Por Railídia Carvalho

Eletrobras

“A redução da tarifa e a dinamização do setor elétrico é um argumento falso usado pelo governo para privatizar. Temos dados que mostram que diversas distribuidoras privatizadas no Brasil e em Portugal resultaram em aumento de tarifa”, reiterou Fabíola.

Ela citou declaração divulgada nesta quinta-feira pelo presidente da Agência Nacional de Energia Elétrica (Aneel), Romeu Rufino confirmando que a tarifa deve aumentar.

Estudos feitos pela Agência apontaram que a livre negociação do valor da energia provocará um “efeito perverso” na tarifa. O aumento na tarifa pode atingir o percentual de 16,7% com as mudanças de Temer. A descotização (que vai permitir a energia a preços de mercado) pretendida pelo governo é a razão para o aumento da tarifa, diz a agência em reportagem de O Globo.

“A Aneel fez simulações. Quem mais entende de tarifa é a Aneel. A Aneel é que tem responsabilidade legal de definir tarifa. Não é um palpite. Isso (o aumento) com certeza acontecerá”, afirmou Romeu Rufino.

Prejuízos

O setor elétrico é a bola da vez do governo Temer para fazer caixa. A equipe econômica calcula arrecadar R$ 20 bilhões com a venda da Eletrobras para a iniciativa privada. Para Fabíola o prejuízo social da privatização é incalculável.

A tarifa social para a energia elétrica, por exemplo, pode estar com os dias contados. “A tarifa social beneficia populações de baixa renda, que serão penalizadas duplamente: perdem o benefício e terão que arcar com o aumento que virá com a privatização”, explicou Fabíola.

De acordo com ela, os apagões comuns nos anos 90 também podem voltar. “A partir do momento e que o setor de energia estiver na mão do privado, sem planejamento é real o risco de apagão”, apontou.

Na contramão do mundo

“O Brasil gosta de copiar o pessoal de fora mas nos EUA todas as usinas hidrelétricas estão na mão do Estado”, comparou Fabíola. Ela complementou que naquele país a segurança das hidrelétricas é feita pelo exército nacional.

“Na França, Holanda e Alemanha estão estatizando e o discurso é soberania energética. Aqui você vai delegar para terceiros”. Segundo Nota técnica do Dieese deste ano, 80% dos consumidores de energia elétrica na Alemanha são atendidos por prestadores públicos regionais ou municipais. Nos EUA, 48 milhões de consumidores são atendidos por empresas públicas de energia.

Fim do papel social

Fabíola também contesta a sustentação do governo de Michel Temer de que o rombo na Eletrobras é causado pelas distribuidoras e ressalta o papel social cumprido por essas empresas em regiões que tem baixo Índice de Desenvolvimento Humano como nos estados de Alagoas, Piauí, Acre e Rondônia, por exemplo.

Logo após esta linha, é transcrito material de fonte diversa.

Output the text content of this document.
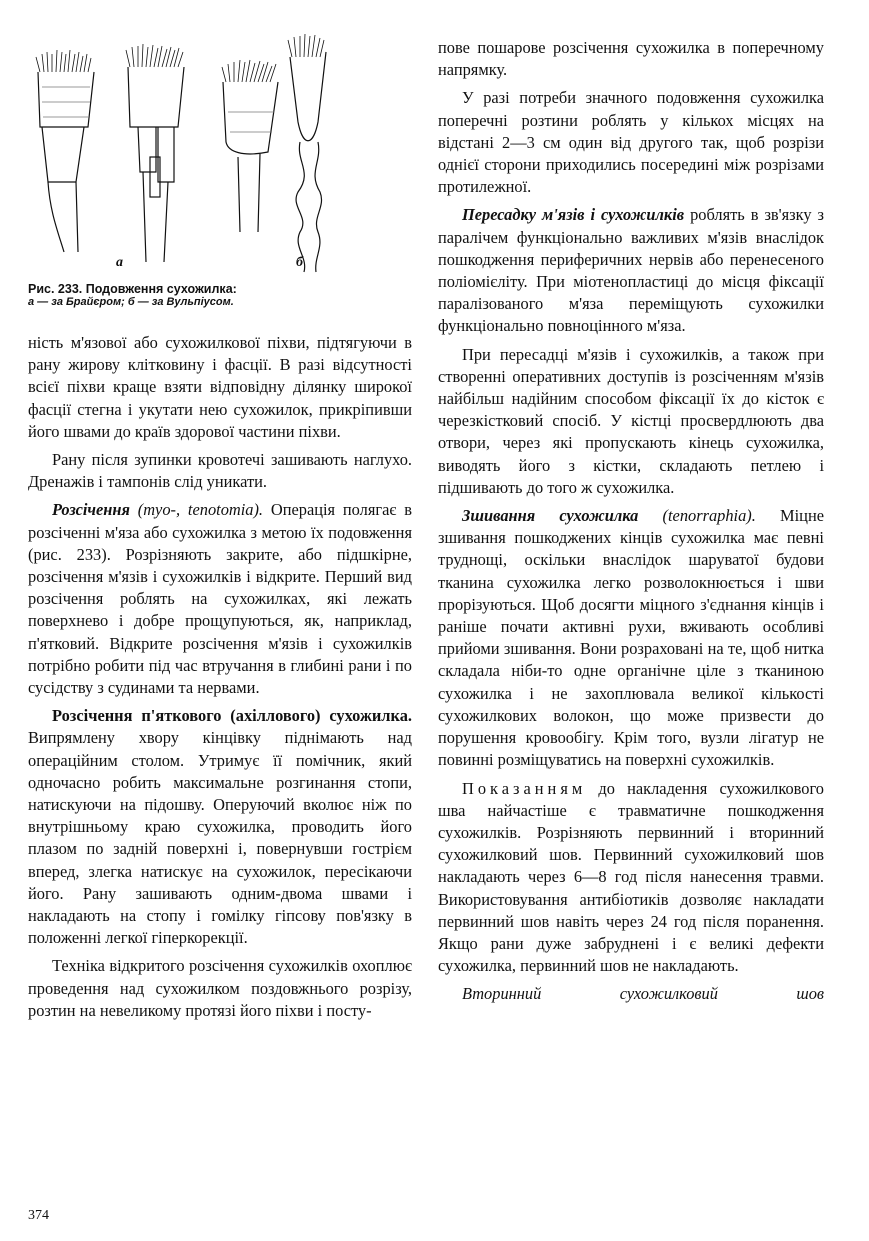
а	б
Рис. 233. Подовження сухожилка:
а — за Брайєром; б — за Вульпіусом.

ність м'язової або сухожилкової піхви, підтягуючи в рану жирову клітковину і фасції. В разі відсутності всієї піхви краще взяти відповідну ділянку широкої фасції стегна і укутати нею сухожилок, прикріпивши його швами до країв здорової частини піхви.

Рану після зупинки кровотечі зашивають наглухо. Дренажів і тампонів слід уникати.

Розсічення (myo-, tenotomia). Операція полягає в розсіченні м'яза або сухожилка з метою їх подовження (рис. 233). Розрізняють закрите, або підшкірне, розсічення м'язів і сухожилків і відкрите. Перший вид розсічення роблять на сухожилках, які лежать поверхнево і добре прощупуються, як, наприклад, п'ятковий. Відкрите розсічення м'язів і сухожилків потрібно робити під час втручання в глибині рани і по сусідству з судинами та нервами.

Розсічення п'яткового (ахіллового) сухожилка. Випрямлену хвору кінцівку піднімають над операційним столом. Утримує її помічник, який одночасно робить максимальне розгинання стопи, натискуючи на підошву. Оперуючий вколює ніж по внутрішньому краю сухожилка, проводить його плазом по задній поверхні і, повернувши гострієм вперед, злегка натискує на сухожилок, пересікаючи його. Рану зашивають одним-двома швами і накладають на стопу і гомілку гіпсову пов'язку в положенні легкої гіперкорекції.

Техніка відкритого розсічення сухожилків охоплює проведення над сухожилком поздовжнього розрізу, розтин на невеликому протязі його піхви і посту-

пове пошарове розсічення сухожилка в поперечному напрямку.

У разі потреби значного подовження сухожилка поперечні розтини роблять у кількох місцях на відстані 2—3 см один від другого так, щоб розрізи однієї сторони приходились посередині між розрізами протилежної.

Пересадку м'язів і сухожилків роблять в зв'язку з паралічем функціонально важливих м'язів внаслідок пошкодження периферичних нервів або перенесеного поліомієліту. При міотенопластиці до місця фіксації паралізованого м'яза переміщують сухожилки функціонально повноцінного м'яза.

При пересадці м'язів і сухожилків, а також при створенні оперативних доступів із розсіченням м'язів найбільш надійним способом фіксації їх до кісток є черезкістковий спосіб. У кістці просвердлюють два отвори, через які пропускають кінець сухожилка, виводять його з кістки, складають петлею і підшивають до того ж сухожилка.

Зшивання сухожилка (tenorraphia). Міцне зшивання пошкоджених кінців сухожилка має певні труднощі, оскільки внаслідок шаруватої будови тканина сухожилка легко розволокнюється і шви прорізуються. Щоб досягти міцного з'єднання кінців і раніше почати активні рухи, вживають особливі прийоми зшивання. Вони розраховані на те, щоб нитка складала ніби-то одне органічне ціле з тканиною сухожилка і не захоплювала великої кількості сухожилкових волокон, що може призвести до порушення кровообігу. Крім того, вузли лігатур не повинні розміщуватись на поверхні сухожилків.

Показанням до накладення сухожилкового шва найчастіше є травматичне пошкодження сухожилків. Розрізняють первинний і вторинний сухожилковий шов. Первинний сухожилковий шов накладають через 6—8 год після нанесення травми. Використовування антибіотиків дозволяє накладати первинний шов навіть через 24 год після поранення. Якщо рани дуже забруднені і є великі дефекти сухожилка, первинний шов не накладають.

Вторинний сухожилковий шов

374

Decreto de novembro do ano passado coloca como prioridade a venda das distribuidoras da Eletrobras Amazonas Energia (AM), Boa Vista Energia (RR), Eletroacre (AC), Ceal (AL) e Cepisa (PI) que devem ser vendidas em leilões no segundo semestre de 2017, e a Ceron (RO), no primeiro semestre de 2018.

A dirigente citou o caso da Eletronorte na cidade de Tucuruí no Estado do Pará e as ações de reinserção regional naquele Estado para demonstrar a importância estratégica das estatais.

“A empresa (Eletronorte) fez um aporte de algo em torno de R$ 250 milhões nos últimos 14 anos financiando programas de educação, saúde, segurança, compensação ambiental, geração de emprego e renda”, lembrou.

O compromisso assinado com a comunidade daquele Estado prevê que em mais seis anos serão aplicados ainda 110 milhões totalizando R$ 360 milhões em programas de reinserção regional. “Na lógica do lucro, que empresa privada vai manter esse compromisso? E como vai ficar o que ainda está para ser feito?”, questionou Fabíola.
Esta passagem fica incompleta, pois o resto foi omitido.